Pour débattre de ces
questions, il va être nécessaire d’abord de tirer au
clair le sens du mot passion, et je vous assure que ce n’est pas
une tâche facile, tant cette notion a été
diversement définie. Ensuite, en partant de cette analyse,
il s’agira de voir pour quelles raisons, dans quel but, en vertu
de quelle exigence, on devrait s’efforcer de les régler, de
les tempérer, si tant est que cela soit possible,
l’excès étant peut-être constitutif de
l’essence de la passion, et l’idéal de
« maîtrise » de soi étant
peut-être profondément illusoire.
Cela fait vraiment beaucoup de
problèmes. Je me contenterai donc de quelques remarques que
je me suis faites sur la question, et susceptibles, je
l’espère, de donner matière à
débattre.
D’abord, il est indispensable,
je vous l’ai dit, de déterminer ce que recouvre le mot
passion. L’emploi de ce mot est assez large : soit il
désigne une inclination devenue
prépondérante et même exclusive, à
laquelle le sujet consacre l’essentiel de son temps et de son
énergie, ainsi le Faust de Goethe passionné par le
savoir, ou le joueur passionné par le jeu – c’est là
l’emploi le plus courant du mot passion - soit il désigne
un certain état de l’affectivité, une
émotion, un bouleversement, ou une perturbation intime de
la vie psychique qui entraine qu’on ne peut plus penser
qu’à une seule chose, le sujet ou l’objet de la passion,
surtout, il faut y insister, quand cet objet vient à
manquer, à être absent, voire inaccessible.

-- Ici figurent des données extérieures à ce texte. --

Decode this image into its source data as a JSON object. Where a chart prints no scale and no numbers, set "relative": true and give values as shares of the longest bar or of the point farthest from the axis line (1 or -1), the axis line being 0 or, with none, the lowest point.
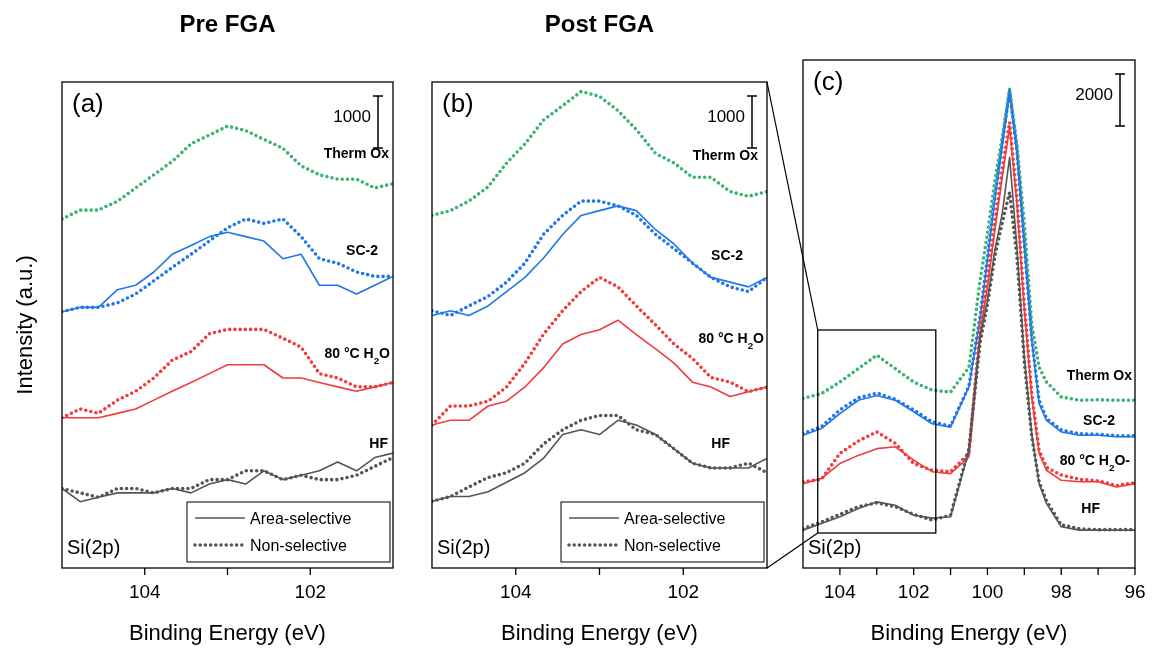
{
  "chart_data": [
    {
      "type": "line",
      "title": "Pre FGA",
      "xlabel": "Binding Energy (eV)",
      "ylabel": "Intensity (a.u.)",
      "relative": true,
      "legend": "bottom right",
      "marker": "none",
      "x": [
        105,
        104.78,
        104.56,
        104.33,
        104.11,
        103.89,
        103.67,
        103.44,
        103.22,
        103.0,
        102.78,
        102.56,
        102.33,
        102.11,
        101.89,
        101.67,
        101.44,
        101.22,
        101.0
      ],
      "xlim": [
        105,
        101
      ],
      "xticks": [
        104,
        {
          "value": 103,
          "label": null
        },
        102
      ],
      "annotations": [
        "(a)",
        "1000",
        "Si(2p)",
        "Therm Ox",
        "SC-2",
        "80 °C H$_{2}$O",
        "HF"
      ],
      "series": [
        {
          "color": "#3cb371",
          "line_style": "dotted",
          "values": [
            0.79,
            0.81,
            0.81,
            0.83,
            0.86,
            0.89,
            0.92,
            0.96,
            0.98,
            1.0,
            0.99,
            0.97,
            0.95,
            0.91,
            0.89,
            0.88,
            0.88,
            0.86,
            0.87
          ]
        },
        {
          "color": "#1f77e8",
          "line_style": "solid",
          "values": [
            0.58,
            0.59,
            0.59,
            0.63,
            0.64,
            0.67,
            0.71,
            0.73,
            0.75,
            0.76,
            0.75,
            0.74,
            0.7,
            0.71,
            0.64,
            0.64,
            0.62,
            0.64,
            0.66
          ]
        },
        {
          "color": "#1f77e8",
          "line_style": "dotted",
          "values": [
            0.58,
            0.59,
            0.59,
            0.6,
            0.62,
            0.65,
            0.68,
            0.71,
            0.74,
            0.77,
            0.79,
            0.78,
            0.79,
            0.75,
            0.7,
            0.69,
            0.67,
            0.66,
            0.66
          ]
        },
        {
          "color": "#f03c3c",
          "line_style": "solid",
          "values": [
            0.34,
            0.34,
            0.34,
            0.35,
            0.36,
            0.38,
            0.4,
            0.42,
            0.44,
            0.46,
            0.46,
            0.46,
            0.43,
            0.43,
            0.42,
            0.41,
            0.4,
            0.41,
            0.42
          ]
        },
        {
          "color": "#f03c3c",
          "line_style": "dotted",
          "values": [
            0.34,
            0.36,
            0.35,
            0.38,
            0.4,
            0.43,
            0.47,
            0.49,
            0.53,
            0.54,
            0.54,
            0.54,
            0.52,
            0.5,
            0.44,
            0.43,
            0.41,
            0.41,
            0.42
          ]
        },
        {
          "name": "Area-selective",
          "color": "#555555",
          "line_style": "solid",
          "values": [
            0.18,
            0.15,
            0.16,
            0.17,
            0.17,
            0.17,
            0.18,
            0.17,
            0.19,
            0.2,
            0.19,
            0.22,
            0.2,
            0.21,
            0.22,
            0.24,
            0.22,
            0.25,
            0.26
          ]
        },
        {
          "name": "Non-selective",
          "color": "#555555",
          "line_style": "dotted",
          "values": [
            0.18,
            0.17,
            0.16,
            0.18,
            0.18,
            0.17,
            0.18,
            0.18,
            0.2,
            0.2,
            0.22,
            0.22,
            0.2,
            0.21,
            0.2,
            0.2,
            0.21,
            0.23,
            0.25
          ]
        }
      ]
    },
    {
      "type": "line",
      "title": "Post FGA",
      "xlabel": "Binding Energy (eV)",
      "relative": true,
      "legend": "bottom right",
      "marker": "none",
      "x": [
        105,
        104.78,
        104.56,
        104.33,
        104.11,
        103.89,
        103.67,
        103.44,
        103.22,
        103.0,
        102.78,
        102.56,
        102.33,
        102.11,
        101.89,
        101.67,
        101.44,
        101.22,
        101.0
      ],
      "xlim": [
        105,
        101
      ],
      "xticks": [
        104,
        {
          "value": 103,
          "label": null
        },
        102
      ],
      "annotations": [
        "(b)",
        "1000",
        "Si(2p)",
        "Therm Ox",
        "SC-2",
        "80 °C H$_{2}$O",
        "HF"
      ],
      "series": [
        {
          "color": "#3cb371",
          "line_style": "dotted",
          "values": [
            0.74,
            0.75,
            0.77,
            0.8,
            0.85,
            0.89,
            0.94,
            0.97,
            1.0,
            0.99,
            0.96,
            0.92,
            0.87,
            0.85,
            0.82,
            0.82,
            0.79,
            0.78,
            0.79
          ]
        },
        {
          "color": "#1f77e8",
          "line_style": "solid",
          "values": [
            0.53,
            0.54,
            0.53,
            0.55,
            0.58,
            0.61,
            0.65,
            0.7,
            0.74,
            0.75,
            0.76,
            0.75,
            0.71,
            0.68,
            0.64,
            0.61,
            0.6,
            0.59,
            0.61
          ]
        },
        {
          "color": "#1f77e8",
          "line_style": "dotted",
          "values": [
            0.54,
            0.53,
            0.55,
            0.57,
            0.6,
            0.64,
            0.7,
            0.74,
            0.77,
            0.77,
            0.76,
            0.74,
            0.7,
            0.67,
            0.64,
            0.61,
            0.59,
            0.58,
            0.61
          ]
        },
        {
          "color": "#f03c3c",
          "line_style": "solid",
          "values": [
            0.3,
            0.31,
            0.31,
            0.34,
            0.35,
            0.38,
            0.42,
            0.47,
            0.49,
            0.5,
            0.52,
            0.49,
            0.46,
            0.43,
            0.39,
            0.38,
            0.36,
            0.37,
            0.38
          ]
        },
        {
          "color": "#f03c3c",
          "line_style": "dotted",
          "values": [
            0.3,
            0.34,
            0.34,
            0.35,
            0.38,
            0.43,
            0.49,
            0.54,
            0.58,
            0.61,
            0.59,
            0.55,
            0.51,
            0.47,
            0.44,
            0.4,
            0.39,
            0.37,
            0.38
          ]
        },
        {
          "name": "Area-selective",
          "color": "#555555",
          "line_style": "solid",
          "values": [
            0.14,
            0.15,
            0.15,
            0.16,
            0.18,
            0.2,
            0.23,
            0.28,
            0.29,
            0.28,
            0.31,
            0.3,
            0.28,
            0.25,
            0.22,
            0.21,
            0.21,
            0.21,
            0.23
          ]
        },
        {
          "name": "Non-selective",
          "color": "#555555",
          "line_style": "dotted",
          "values": [
            0.14,
            0.15,
            0.17,
            0.19,
            0.2,
            0.22,
            0.26,
            0.29,
            0.31,
            0.32,
            0.32,
            0.29,
            0.28,
            0.25,
            0.22,
            0.21,
            0.21,
            0.22,
            0.2
          ]
        }
      ]
    },
    {
      "type": "line",
      "xlabel": "Binding Energy (eV)",
      "relative": true,
      "marker": "none",
      "x": [
        105,
        104.5,
        104,
        103.5,
        103,
        102.5,
        102,
        101.5,
        101,
        100.5,
        100.2,
        100,
        99.8,
        99.6,
        99.4,
        99.2,
        99,
        98.8,
        98.6,
        98.4,
        98,
        97.5,
        97,
        96.5,
        96
      ],
      "xlim": [
        105,
        96
      ],
      "xticks": [
        104,
        {
          "value": 103,
          "label": null
        },
        102,
        {
          "value": 101,
          "label": null
        },
        100,
        {
          "value": 99,
          "label": null
        },
        98,
        {
          "value": 97,
          "label": null
        },
        96
      ],
      "annotations": [
        "(c)",
        "2000",
        "Si(2p)",
        "Therm Ox",
        "SC-2",
        "80 °C H$_{2}$O-",
        "HF"
      ],
      "series": [
        {
          "color": "#3cb371",
          "line_style": "dotted",
          "values": [
            0.354,
            0.364,
            0.388,
            0.416,
            0.444,
            0.416,
            0.388,
            0.371,
            0.367,
            0.419,
            0.6,
            0.697,
            0.808,
            0.899,
            1.0,
            0.885,
            0.718,
            0.51,
            0.419,
            0.388,
            0.357,
            0.35,
            0.351,
            0.35,
            0.35
          ]
        },
        {
          "color": "#1f77e8",
          "line_style": "solid",
          "values": [
            0.277,
            0.291,
            0.322,
            0.35,
            0.36,
            0.35,
            0.326,
            0.301,
            0.294,
            0.378,
            0.52,
            0.642,
            0.767,
            0.878,
            0.99,
            0.864,
            0.669,
            0.475,
            0.343,
            0.308,
            0.284,
            0.277,
            0.277,
            0.274,
            0.274
          ]
        },
        {
          "color": "#1f77e8",
          "line_style": "dotted",
          "values": [
            0.28,
            0.295,
            0.33,
            0.355,
            0.365,
            0.352,
            0.33,
            0.305,
            0.296,
            0.38,
            0.525,
            0.65,
            0.775,
            0.885,
            0.995,
            0.87,
            0.675,
            0.48,
            0.35,
            0.312,
            0.288,
            0.28,
            0.279,
            0.276,
            0.276
          ]
        },
        {
          "color": "#f03c3c",
          "line_style": "solid",
          "values": [
            0.176,
            0.187,
            0.218,
            0.235,
            0.249,
            0.253,
            0.225,
            0.201,
            0.197,
            0.232,
            0.49,
            0.586,
            0.704,
            0.815,
            0.919,
            0.76,
            0.538,
            0.357,
            0.239,
            0.204,
            0.183,
            0.18,
            0.18,
            0.169,
            0.176
          ]
        },
        {
          "color": "#f03c3c",
          "line_style": "dotted",
          "values": [
            0.18,
            0.185,
            0.239,
            0.265,
            0.284,
            0.26,
            0.218,
            0.204,
            0.201,
            0.239,
            0.5,
            0.6,
            0.72,
            0.83,
            0.93,
            0.77,
            0.55,
            0.365,
            0.245,
            0.21,
            0.194,
            0.185,
            0.182,
            0.172,
            0.178
          ]
        },
        {
          "color": "#555555",
          "line_style": "solid",
          "values": [
            0.079,
            0.093,
            0.107,
            0.124,
            0.138,
            0.131,
            0.11,
            0.104,
            0.107,
            0.246,
            0.482,
            0.558,
            0.663,
            0.739,
            0.857,
            0.669,
            0.44,
            0.281,
            0.176,
            0.135,
            0.086,
            0.079,
            0.079,
            0.079,
            0.079
          ]
        },
        {
          "color": "#555555",
          "line_style": "dotted",
          "values": [
            0.082,
            0.096,
            0.112,
            0.128,
            0.136,
            0.128,
            0.112,
            0.1,
            0.11,
            0.25,
            0.47,
            0.55,
            0.65,
            0.72,
            0.784,
            0.65,
            0.43,
            0.275,
            0.18,
            0.14,
            0.09,
            0.082,
            0.08,
            0.08,
            0.08
          ]
        }
      ]
    }
  ]
}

« C’est quand l’objet d’amour vient à manquer,
quand l’amour ne peut plus appréhender ce dont il
déclarait auparavant se nourrir, que se déclare un
amour fou et passionnel », dit Clément Rosset. La
passion n’est donc pas simplement une inclination, une tendance,
elle est exagération de la tendance. Elle n’est pas non
plus simplement une émotion transitoire. Elle est pour
ainsi dire une émotion qui se perpétue en l’absence
de son objet et se nourrit de son manque.
La notion de passion se
révèle donc problématique. Elle semble
signifier à la fois une « puissance »
et une « impuissance ». On a des passions
parce qu’on a la faculté d’aimer, de haïr, de
désirer, de se mettre en colère, de s’indigner,
d’être dans la ; joie ou dans la tristesse, d’admirer,
et cette faculté est très clairement une puissance.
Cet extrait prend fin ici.